L’imam du jour (17/06/2022) à la mosquée Demba Wagué de Djélibougou a annoncé au début de son prêche de ce vendredi que le Pôle économique et financier de Bamako a demandé aux imams de parler sur le thème de la corruption.
À première vue, rien d’anormal qu’un imam parle des tares de la société lors du prêche hebdomadaire du vendredi. Mais, qu’un organe comme le Pôle économique demande que les imams traitent d’un thème spécifique dans les mosquées ; cela peut ouvrir la boîte de Pandore.
Aujourd’hui, l’imam Traoré n’est pas allé par le dos de la cuillère. Il avait un document certainement élaboré de façon conjointe par Limama et le Pôle économique. Il a révélé qu’entre 2005 et 2019, plus de 1000 milliards ont été détournés dans l’administration publique au Mali, que ce montant pouvait permettre de construire plus de 200 hôpitaux comme l’hôpital du Mali, plus de 40 ponts comme le troisième pont de Bamako, etc.
Ensuite, il s’est lancé, tel dans un meeting politique, dans un jugement à charge contre la classe politique, depuis ceux issus du coup d’État de 1968 à nos jours. Pendant 45 mn, il a fustigé, dénoncé, accusé, dénigré et même maudit, sans réellement donner les sources, ni de preuves qui étayent les allégations avancées. Tout seul, sans contradicteur, il a égrainé les malversations et généralisé la saleté des commis de l’État.
Dans la mosquée, on entendait beaucoup de murmures. Après la prière, les discussions devant l’enceinte religieuse étaient vraiment rudes et partaient dans tous les sens.
Nous nous demandons si cette méthode de sensibilisation du Pôle économique a une efficacité. Et puis ne va-t-elle pas produire l’effet contraire du résultat attendu? Enfin, les imams qui doivent apporter le message en mélangeant la foi, la politique, les analyses macroéconomiques, en mesurant les conséquences du vagabondage budgétaire tout cela en quelques minutes, ne vont-ils pas embrouiller des fidèles dont la majorité n’est vraiment pas en posture de faire le tri ?

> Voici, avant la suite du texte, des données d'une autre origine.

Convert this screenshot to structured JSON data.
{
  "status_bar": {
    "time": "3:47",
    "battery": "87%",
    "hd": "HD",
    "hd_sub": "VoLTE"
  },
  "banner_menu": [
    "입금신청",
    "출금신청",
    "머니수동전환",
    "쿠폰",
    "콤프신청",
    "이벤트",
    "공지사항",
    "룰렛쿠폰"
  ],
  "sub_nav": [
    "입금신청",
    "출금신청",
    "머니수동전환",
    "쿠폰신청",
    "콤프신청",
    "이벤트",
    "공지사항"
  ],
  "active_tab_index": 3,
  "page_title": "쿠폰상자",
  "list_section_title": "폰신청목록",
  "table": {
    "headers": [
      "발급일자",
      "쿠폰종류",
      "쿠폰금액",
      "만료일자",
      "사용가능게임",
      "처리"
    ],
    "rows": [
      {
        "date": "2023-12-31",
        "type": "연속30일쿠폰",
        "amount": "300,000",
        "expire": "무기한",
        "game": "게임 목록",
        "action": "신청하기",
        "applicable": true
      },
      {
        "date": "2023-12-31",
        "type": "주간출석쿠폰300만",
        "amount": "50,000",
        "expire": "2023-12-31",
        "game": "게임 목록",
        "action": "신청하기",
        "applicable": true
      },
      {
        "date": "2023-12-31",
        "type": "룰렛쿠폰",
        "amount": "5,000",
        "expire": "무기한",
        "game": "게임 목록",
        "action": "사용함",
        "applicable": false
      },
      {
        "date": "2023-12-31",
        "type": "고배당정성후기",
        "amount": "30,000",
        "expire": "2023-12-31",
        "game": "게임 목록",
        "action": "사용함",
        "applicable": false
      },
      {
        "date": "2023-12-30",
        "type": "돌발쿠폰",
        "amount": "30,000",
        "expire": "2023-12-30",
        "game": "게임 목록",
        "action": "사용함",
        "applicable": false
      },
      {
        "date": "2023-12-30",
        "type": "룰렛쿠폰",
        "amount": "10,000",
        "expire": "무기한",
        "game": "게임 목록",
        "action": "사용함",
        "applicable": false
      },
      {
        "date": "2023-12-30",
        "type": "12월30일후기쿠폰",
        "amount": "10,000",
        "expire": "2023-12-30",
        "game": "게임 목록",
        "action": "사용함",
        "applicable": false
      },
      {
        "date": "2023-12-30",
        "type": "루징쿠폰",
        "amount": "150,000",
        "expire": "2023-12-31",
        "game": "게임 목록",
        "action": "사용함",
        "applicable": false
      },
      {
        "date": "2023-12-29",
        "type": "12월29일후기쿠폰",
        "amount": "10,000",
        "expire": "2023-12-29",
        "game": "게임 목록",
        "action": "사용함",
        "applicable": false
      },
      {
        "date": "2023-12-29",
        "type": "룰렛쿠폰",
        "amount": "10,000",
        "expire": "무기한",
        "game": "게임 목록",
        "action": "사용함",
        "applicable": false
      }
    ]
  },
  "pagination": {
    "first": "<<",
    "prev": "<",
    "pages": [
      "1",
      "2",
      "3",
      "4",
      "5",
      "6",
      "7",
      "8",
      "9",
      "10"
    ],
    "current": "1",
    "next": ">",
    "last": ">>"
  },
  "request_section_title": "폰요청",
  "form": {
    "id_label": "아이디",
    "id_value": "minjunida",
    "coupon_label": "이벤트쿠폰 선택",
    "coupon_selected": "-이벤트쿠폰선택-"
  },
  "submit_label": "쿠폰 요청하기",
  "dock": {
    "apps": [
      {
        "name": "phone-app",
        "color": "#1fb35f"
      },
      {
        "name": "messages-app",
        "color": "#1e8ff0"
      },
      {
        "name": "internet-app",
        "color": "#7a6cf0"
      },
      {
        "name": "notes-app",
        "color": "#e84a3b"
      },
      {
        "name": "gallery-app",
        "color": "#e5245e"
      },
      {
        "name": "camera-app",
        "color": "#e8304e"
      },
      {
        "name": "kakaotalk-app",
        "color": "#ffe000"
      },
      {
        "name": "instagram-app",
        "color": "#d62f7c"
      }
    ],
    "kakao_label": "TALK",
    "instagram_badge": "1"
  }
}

Le Pôle économique doit se concentrer sur ses enquêtes pour faciliter aux juges de faire leur travail. Et de l’autre côté, les imams doivent assainir l’âme des croyants, apaiser l’opinion nationale et permettre aux citoyens de choisir le droit chemin. Chaque entité a sa voie déjà tracée, sa mission clairement définie, mais chercher à mélanger les genres pourra donner une chimère incontrôlable, surtout dans un pays qui cherche à s’orienter.
Qu’on ne me classe dans aucun camp, je ne fais qu’opiner sur un procédé que je ne trouve pas profitable à mon pays dans le contexte actuel.